Мужик оказался — мамадорогая! Никула сын Иванов, из детей боярских, с самого малолетства в учении. Как результат, знал греческий, латынь, фряжскую речь, то бишь итальянский, понимал польский и татарский. Сорок лет от роду, по поручениям митрополии успел съездить и в Литву, и в Орду, и даже в Константинополь. В Орду-то и я угодил, это когда Всеволож хана обаивал и ярлык на княжение мне выбивал. Только дорогонько тот ярлык встал — два годовых выхода выплатить, да Дмитров дядьке Юрию присудили. Офигительная тут верховная власть, чужим распоряжается — закачаешься. Выход, дань в смысле, собирать пришлось, а Дмитров хрен, не отдали. Да и с данью были кое-какие планы, которые после мамашиного перформанса, похоже, вылетят в трубу. Но ничего, ничего, мы с Ордой еще посчитаемся, неизбежно посчитаемся, и чем раньше, тем лучше. Ну невозможно же никакие финансы налаживать, если вдруг — оппа! и давай, плати налогов вдвое. А то и втрое.

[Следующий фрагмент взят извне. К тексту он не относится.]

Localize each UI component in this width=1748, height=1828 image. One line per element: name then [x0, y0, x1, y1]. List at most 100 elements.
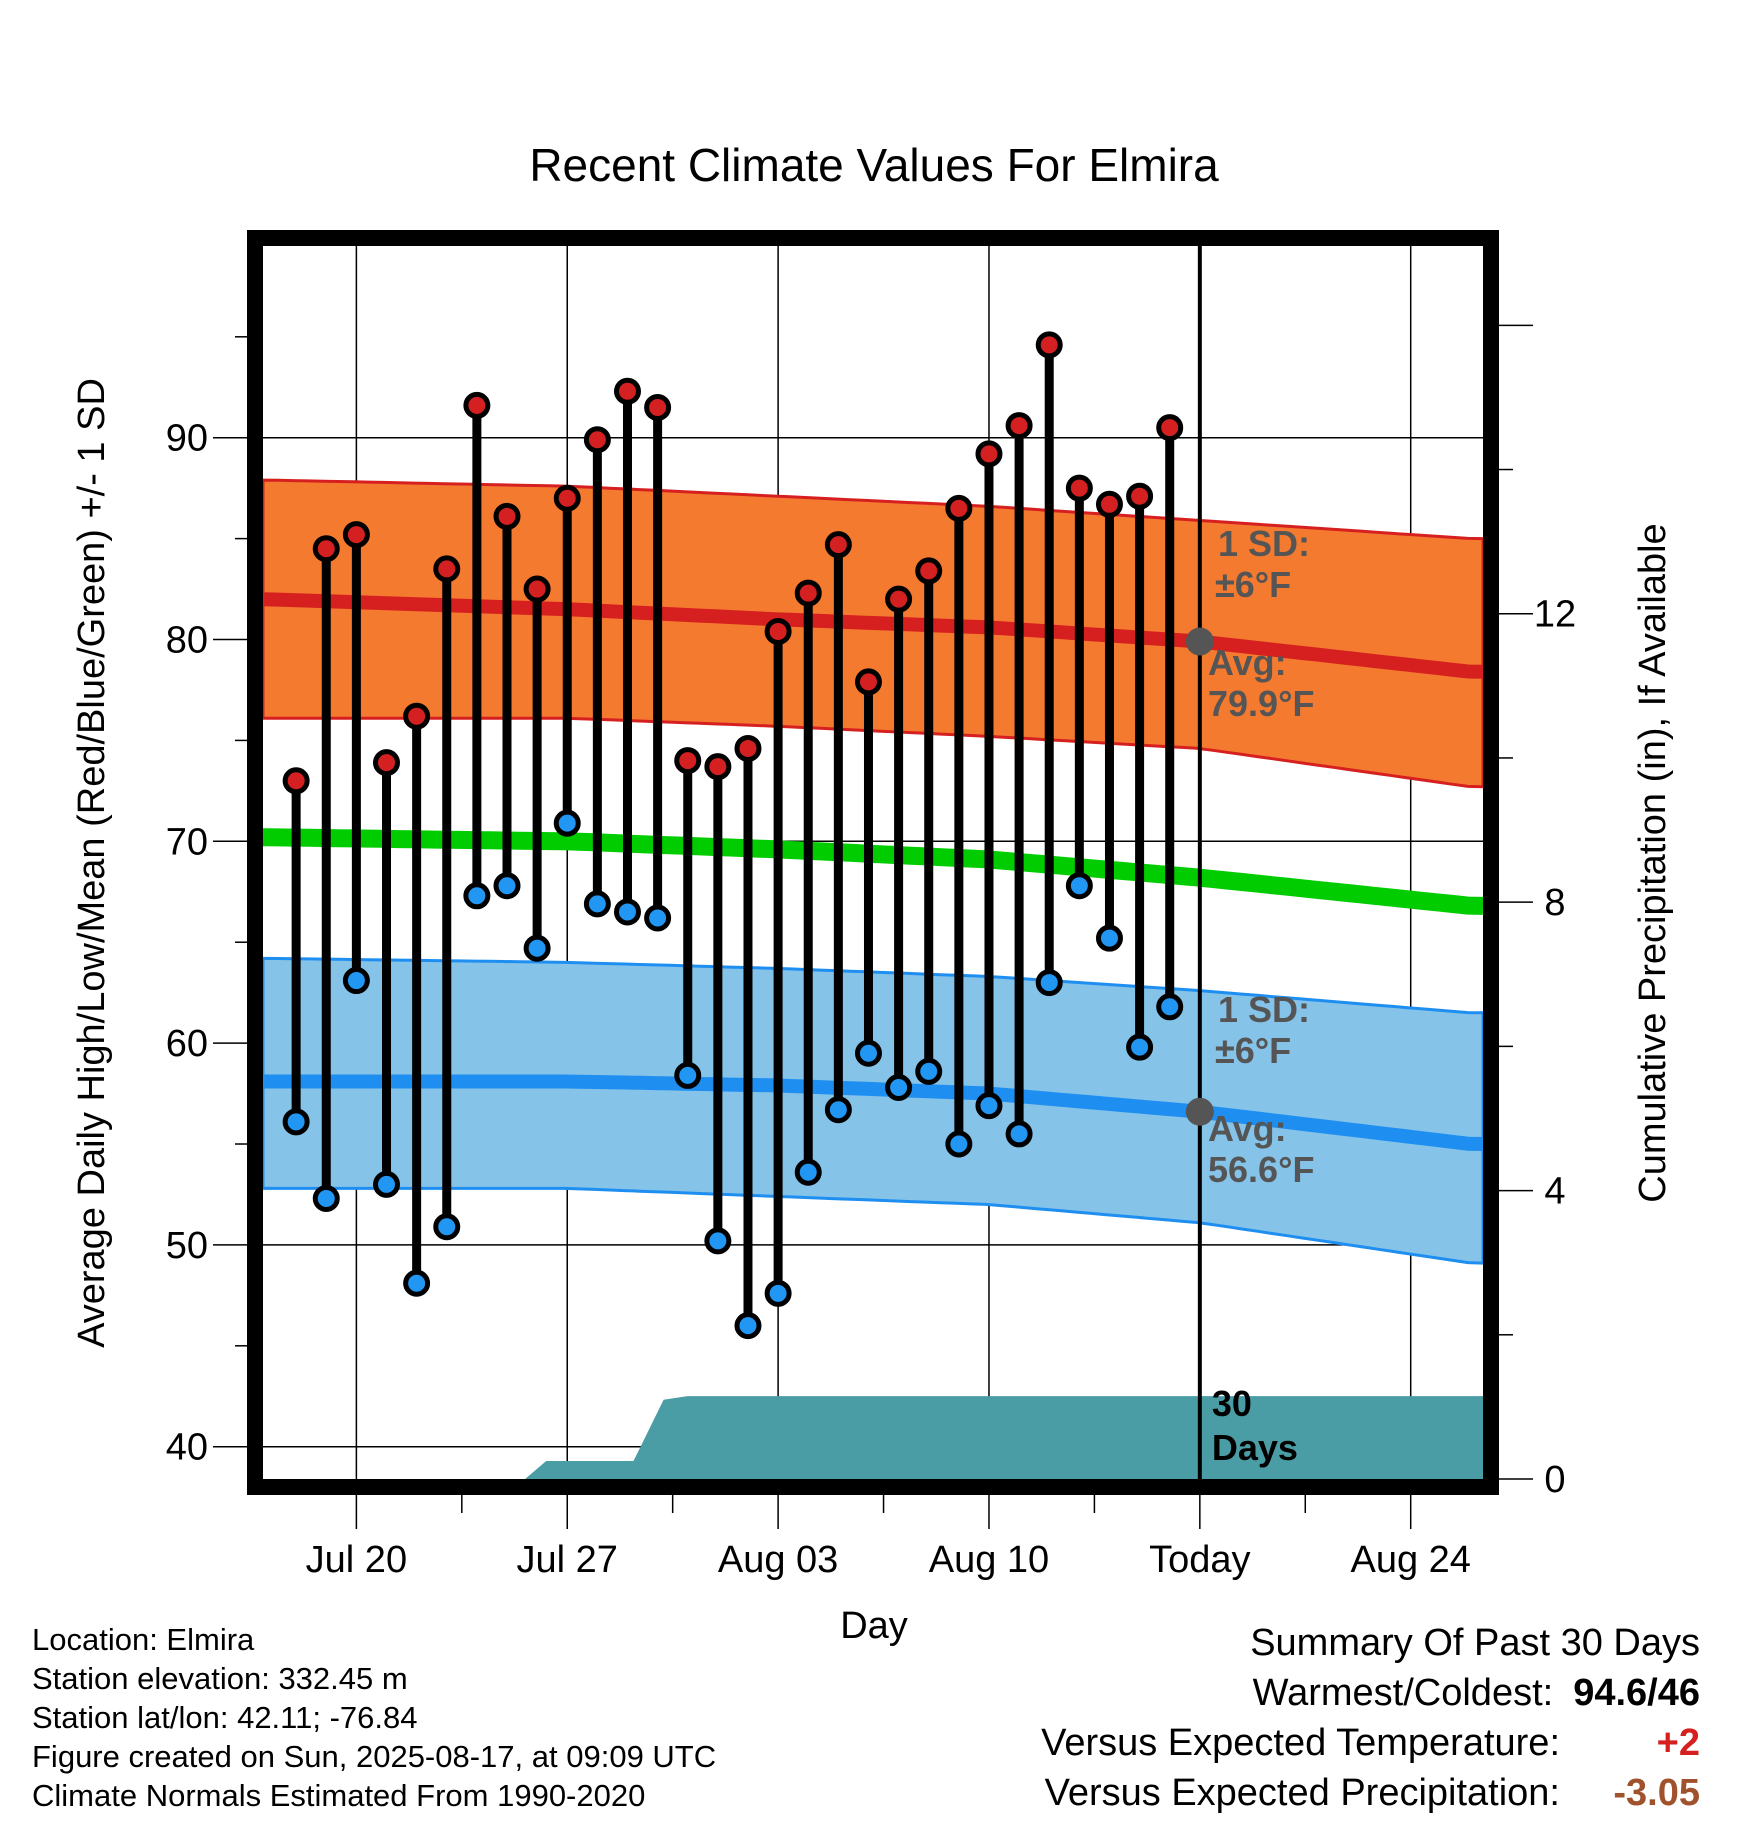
high-avg-value: 79.9°F — [1208, 683, 1314, 724]
y-tick-label: 80 — [166, 620, 208, 662]
low-temp-point — [915, 1057, 943, 1085]
high-temp-point — [1065, 474, 1093, 502]
high-temp-point — [734, 734, 762, 762]
high-temp-point — [1005, 412, 1033, 440]
y2-tick-label: 4 — [1544, 1171, 1565, 1213]
low-temp-point — [1005, 1120, 1033, 1148]
today-days-label: Days — [1212, 1427, 1298, 1468]
high-avg-label: Avg: — [1208, 642, 1287, 683]
summary-row-warmest: Warmest/Coldest: 94.6/46 — [1041, 1668, 1700, 1718]
high-temp-point — [945, 494, 973, 522]
high-sd-label: 1 SD: — [1218, 523, 1310, 564]
low-sd-label: 1 SD: — [1218, 989, 1310, 1030]
x-tick-label: Aug 10 — [929, 1539, 1049, 1581]
low-temp-point — [794, 1158, 822, 1186]
low-temp-point — [553, 809, 581, 837]
low-temp-point — [493, 872, 521, 900]
low-temp-point — [644, 904, 672, 932]
high-temp-point — [854, 668, 882, 696]
low-temp-point — [945, 1130, 973, 1158]
low-temp-point — [975, 1092, 1003, 1120]
today-low-avg-marker — [1185, 1097, 1214, 1126]
low-temp-point — [824, 1096, 852, 1124]
summary-panel: Summary Of Past 30 Days Warmest/Coldest:… — [1041, 1618, 1700, 1818]
latlon-text: Station lat/lon: 42.11; -76.84 — [32, 1700, 418, 1735]
high-temp-point — [463, 391, 491, 419]
low-temp-point — [885, 1074, 913, 1102]
high-temp-point — [975, 440, 1003, 468]
high-temp-point — [312, 535, 340, 563]
y2-axis-label: Cumulative Precipitation (in), If Availa… — [1632, 523, 1674, 1202]
warmest-value: 94.6/46 — [1573, 1672, 1700, 1714]
low-temp-point — [734, 1312, 762, 1340]
y2-tick-label: 12 — [1534, 594, 1576, 636]
low-sd-band — [263, 956, 1483, 1265]
station-info: Location: Elmira Station elevation: 332.… — [32, 1620, 716, 1815]
high-temp-point — [1156, 414, 1184, 442]
low-temp-point — [403, 1269, 431, 1297]
low-temp-point — [1126, 1033, 1154, 1061]
precipitation-area — [266, 1396, 1483, 1479]
today-days-number: 30 — [1212, 1383, 1252, 1424]
low-temp-point — [674, 1061, 702, 1089]
low-temp-point — [312, 1184, 340, 1212]
high-temp-point — [433, 555, 461, 583]
y-tick-label: 50 — [166, 1225, 208, 1267]
low-temp-point — [523, 934, 551, 962]
high-temp-point — [764, 617, 792, 645]
high-temp-point — [403, 702, 431, 730]
normals-text: Climate Normals Estimated From 1990-2020 — [32, 1778, 646, 1813]
low-avg-label: Avg: — [1208, 1108, 1287, 1149]
low-sd-value: ±6°F — [1215, 1030, 1291, 1071]
low-avg-value: 56.6°F — [1208, 1149, 1314, 1190]
high-temp-point — [915, 557, 943, 585]
location-text: Location: Elmira — [32, 1622, 255, 1657]
summary-title: Summary Of Past 30 Days — [1250, 1622, 1700, 1664]
high-temp-point — [1095, 490, 1123, 518]
x-axis-label: Day — [840, 1605, 908, 1647]
high-temp-point — [282, 767, 310, 795]
low-temp-point — [1095, 924, 1123, 952]
mean-normal-line — [263, 828, 1483, 915]
y2-tick-label: 8 — [1544, 882, 1565, 924]
precip-label: Versus Expected Precipitation: — [1044, 1772, 1560, 1814]
low-temp-point — [1065, 872, 1093, 900]
high-temp-point — [885, 585, 913, 613]
low-temp-point — [1035, 969, 1063, 997]
low-normal-line — [263, 1074, 1483, 1151]
high-temp-point — [704, 753, 732, 781]
summary-row-temp: Versus Expected Temperature: +2 — [1041, 1718, 1700, 1768]
high-temp-point — [1035, 331, 1063, 359]
high-temp-point — [613, 377, 641, 405]
high-temp-point — [1126, 482, 1154, 510]
x-tick-label: Today — [1149, 1539, 1250, 1581]
high-temp-point — [644, 393, 672, 421]
low-temp-point — [613, 898, 641, 926]
x-tick-label: Aug 03 — [718, 1539, 838, 1581]
plot-frame — [247, 230, 1499, 1495]
chart-title: Recent Climate Values For Elmira — [529, 139, 1219, 191]
low-temp-point — [342, 967, 370, 995]
high-normal-line — [263, 592, 1483, 679]
x-tick-label: Jul 27 — [517, 1539, 618, 1581]
created-text: Figure created on Sun, 2025-08-17, at 09… — [32, 1739, 717, 1774]
y-tick-label: 90 — [166, 418, 208, 460]
high-temp-point — [674, 747, 702, 775]
y-tick-label: 40 — [166, 1427, 208, 1469]
temp-value: +2 — [1656, 1722, 1700, 1764]
low-temp-point — [854, 1039, 882, 1067]
high-temp-point — [824, 531, 852, 559]
low-temp-point — [583, 890, 611, 918]
high-temp-point — [553, 484, 581, 512]
precip-value: -3.05 — [1613, 1772, 1700, 1814]
y-tick-label: 60 — [166, 1023, 208, 1065]
low-temp-point — [282, 1108, 310, 1136]
x-tick-label: Aug 24 — [1350, 1539, 1470, 1581]
high-temp-point — [523, 575, 551, 603]
warmest-label: Warmest/Coldest: — [1252, 1672, 1554, 1714]
high-temp-point — [583, 426, 611, 454]
high-temp-point — [493, 502, 521, 530]
high-temp-point — [342, 521, 370, 549]
x-tick-label: Jul 20 — [306, 1539, 407, 1581]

Короче, Никула оказался человеком крайне умным, мои идиотские вопросы его, как прочих, не смущали и он многое мне толком разобъяснил. Стало понятно доходящее до исступления православие — держаться-то народу больше не за что. Ни тебе великой России, ни тебе Петра I со Сталиным, ни космоса с хоккеем, только вера. При этом страна размером с Центральный федеральный округ, а кругом католики, мусульмане и нехристи-язычники. Единоверцы либо в Литве от католиков отбиваются, либо в Константинополе от мусульман. И насколько я помню, не отобьются.

Вот об этом мы и говорили и даже планы кое-какие строили. У меня даже появилась мыслишка продвинуть Никулу в митрополиты, но там такой клубок интересов, что с моими силами пока не встрять. Потому мы больше рассуждали, как хозяйство наладить, для чего мне позарез нужны пять-шесть мирных лет, то есть таких, в которые Москву жечь да осаждать не будут.

И вот драгоценнейшая маман все эти планы пускает по ветру.

[i] Александрия — весьма популярное на Руси сочинение о жизни Александра Македонского

Глава 3. Мальбрук в поход собрался

С женщинами, конечно, скандалить себе дороже, но я выпустил бешеного Васеньку, надеясь не на логику, а на тупое запугивание.

Как он (то есть я) орал, как орал! Из терема все порскнули подальше, а я битых полчаса вываливал все, что накопилось.

«Дура старая» было, наверное, самым лестным эпитетом.